Originally known as Brown’s Falls, Minnehaha Falls became famous in the mid nineteenth-century. Inspired by the poetry and art of the first explorers to Minnesota, artists from the east toured the Mississippi River. It acquired national, even world, fame thanks to the recommendation in 1835 by artist George Catlin to take a “Fashionable Tour” of this sightseer’s paradise. Worldwide fame was achieved also by Henry Wadsworth Longfellow’s 1854 poem “The Song of Hiawatha.” The poem was a high-selling epic based on various Native American legends, which demonstrated their relationship with the nature and offered anglo readers a sympathetic view of tribes. The area was further advertised with early paintings by artists including George F. Fuller (b. 1822). From this promotion, tours of the Mississippi were sought after. Tourist artists came from the east, wishing to see firsthand the wild, romantic west. Some residents of Wisconsin made summer painting trips to Minnesota. Tourist artists visited Minnesota in the 1860s and 1870s, most of them being landscape artists. Hailing from Minnesota, it comes with pride to announce that Minnehaha Falls was actually the favored subject for nineteenth-century American landscapist painters (see figs. 1-2).
Figure 2. Albert Bierstadt (1830-1902), Minnehaha Falls, c. mid-to-late nineteenth century, oil on canvas, 42.6 inches x 53 inches, courtesy of the Chrysler Museum of Art.
Including landscape points like Minnehaha Falls, and Native Indian cultures, the frontier was viewed as both romantic and dramatic. Second in popularity to depictions of Minnehaha were St. Anthony Falls (see fig. 3) and Lake Pepin in Minnesota. During the period, artists were concerned with light for its scientific and aesthetic properties. American landscape painting of the nineteenth century was luminist in it’s poetic, naturalistic style and concern with light.
Figure 3. Seth Eastman (1808-1875), The Falls of St. Anthony, 1848, oil on panel, courtesy of Minneapolis Institute of Art.
Following communal settlement, the mystery of the pioneer west disappeared, encouraging artists to turn from landscapes to portraits and candid paintings portraying landscapes. Itinerant limner artists were those that travelled, painting portraits to earn their livings through free food and lodging in sitter’s homes. These artist remain largely unknown, because they did not sign the portraits. With the advent of great settlement in the 1850s, the allure of painting Native Indian’s portraits began to wane. New homes were in need of decor and churches established in the state required the creation of religious art, for which they usually commissioned sculpture.

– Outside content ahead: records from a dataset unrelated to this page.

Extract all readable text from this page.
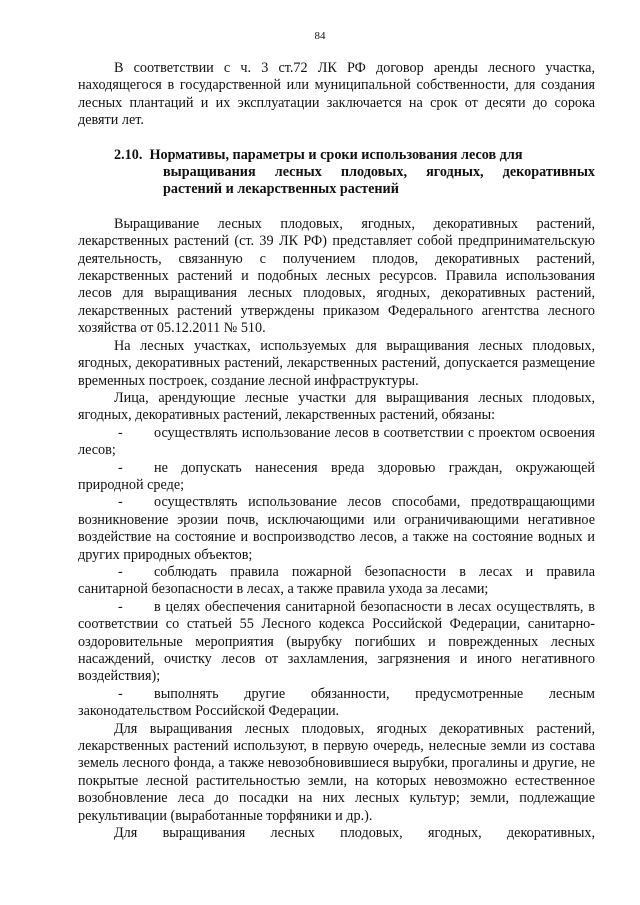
84

В соответствии с ч. 3 ст.72 ЛК РФ договор аренды лесного участка, находящегося в государственной или муниципальной собственности, для создания лесных плантаций и их эксплуатации заключается на срок от десяти до сорока девяти лет.

2.10. Нормативы, параметры и сроки использования лесов для
выращивания лесных плодовых, ягодных, декоративных растений и лекарственных растений

Выращивание лесных плодовых, ягодных, декоративных растений, лекарственных растений (ст. 39 ЛК РФ) представляет собой предпринимательскую деятельность, связанную с получением плодов, декоративных растений, лекарственных растений и подобных лесных ресурсов. Правила использования лесов для выращивания лесных плодовых, ягодных, декоративных растений, лекарственных растений утверждены приказом Федерального агентства лесного хозяйства от 05.12.2011 № 510.

На лесных участках, используемых для выращивания лесных плодовых, ягодных, декоративных растений, лекарственных растений, допускается размещение временных построек, создание лесной инфраструктуры.

Лица, арендующие лесные участки для выращивания лесных плодовых, ягодных, декоративных растений, лекарственных растений, обязаны:

- осуществлять использование лесов в соответствии с проектом освоения лесов;

- не допускать нанесения вреда здоровью граждан, окружающей природной среде;

- осуществлять использование лесов способами, предотвращающими возникновение эрозии почв, исключающими или ограничивающими негативное воздействие на состояние и воспроизводство лесов, а также на состояние водных и других природных объектов;

- соблюдать правила пожарной безопасности в лесах и правила санитарной безопасности в лесах, а также правила ухода за лесами;

- в целях обеспечения санитарной безопасности в лесах осуществлять, в соответствии со статьей 55 Лесного кодекса Российской Федерации, санитарно-оздоровительные мероприятия (вырубку погибших и поврежденных лесных насаждений, очистку лесов от захламления, загрязнения и иного негативного воздействия);

- выполнять другие обязанности, предусмотренные лесным законодательством Российской Федерации.

Для выращивания лесных плодовых, ягодных декоративных растений, лекарственных растений используют, в первую очередь, нелесные земли из состава земель лесного фонда, а также невозобновившиеся вырубки, прогалины и другие, не покрытые лесной растительностью земли, на которых невозможно естественное возобновление леса до посадки на них лесных культур; земли, подлежащие рекультивации (выработанные торфяники и др.).

Для выращивания лесных плодовых, ягодных, декоративных,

Figure 4. Junius Sloan (1827 – 1900), St. Anthony Falls, 1852, oil on canvas, 17 inches x 19 inches, Minnesota Historical Society.
Some of the settled artists never received formal training; this group was mainly composed of women simply because they could not afford to become traveling artists. The painting style shifted from representative to decorative, with many untrained artists creating flat compositions that displayed stronger pattern and balance than that of perspective (see fig. 4). The untrained settler artists, as well as professional touring artists, depicted landscapes of the Mississippi River and the towns along its course, for instance, the flat-topped hills of Winona.
Figure 5. Herbjørn Gausta (1854-1924), Olaf Stub, oil painting, courtesy of Luther College
Figure 6. Herbjørn Gausta (1854-1924), Johanna Ylvisaker Jordahl, oil painting, courtesy of Luther College
In the early years of Minnesota statehood, there were also professional artist residents that received formal art training in their country of origin. Soon enough, art by settlers began to more directly reflect the styles of their European backgrounds and training. At large, even trained artists were fruitless in maintaining steady incomes and in creating a Minnesota art school. To ensure income, many artists sacrificed their love of painting only landscapes with painting portraits (see figs. 5-6). Some artists that resided in Minnesota found great success. This group includes Herbjørn Gausta (b. 1854), Alexis Jean Fournier (b. 1865), Peter Gui Clausen (b. 1830), Alexander F. Loemans (b. 1816), Anton Gag (b. 1859), Nicholas R. Brewer (b. 1857), Feodor Von Luerzer (b. 1851), and more. Additional artists that generated quality art are largely unrecognized today; these artists will be surveyed in a forthcoming blog. Many artists were drawn to Minnesota in its early statehood via Minnehaha Falls, which became a popular tourist and settlement destination for the Midwest.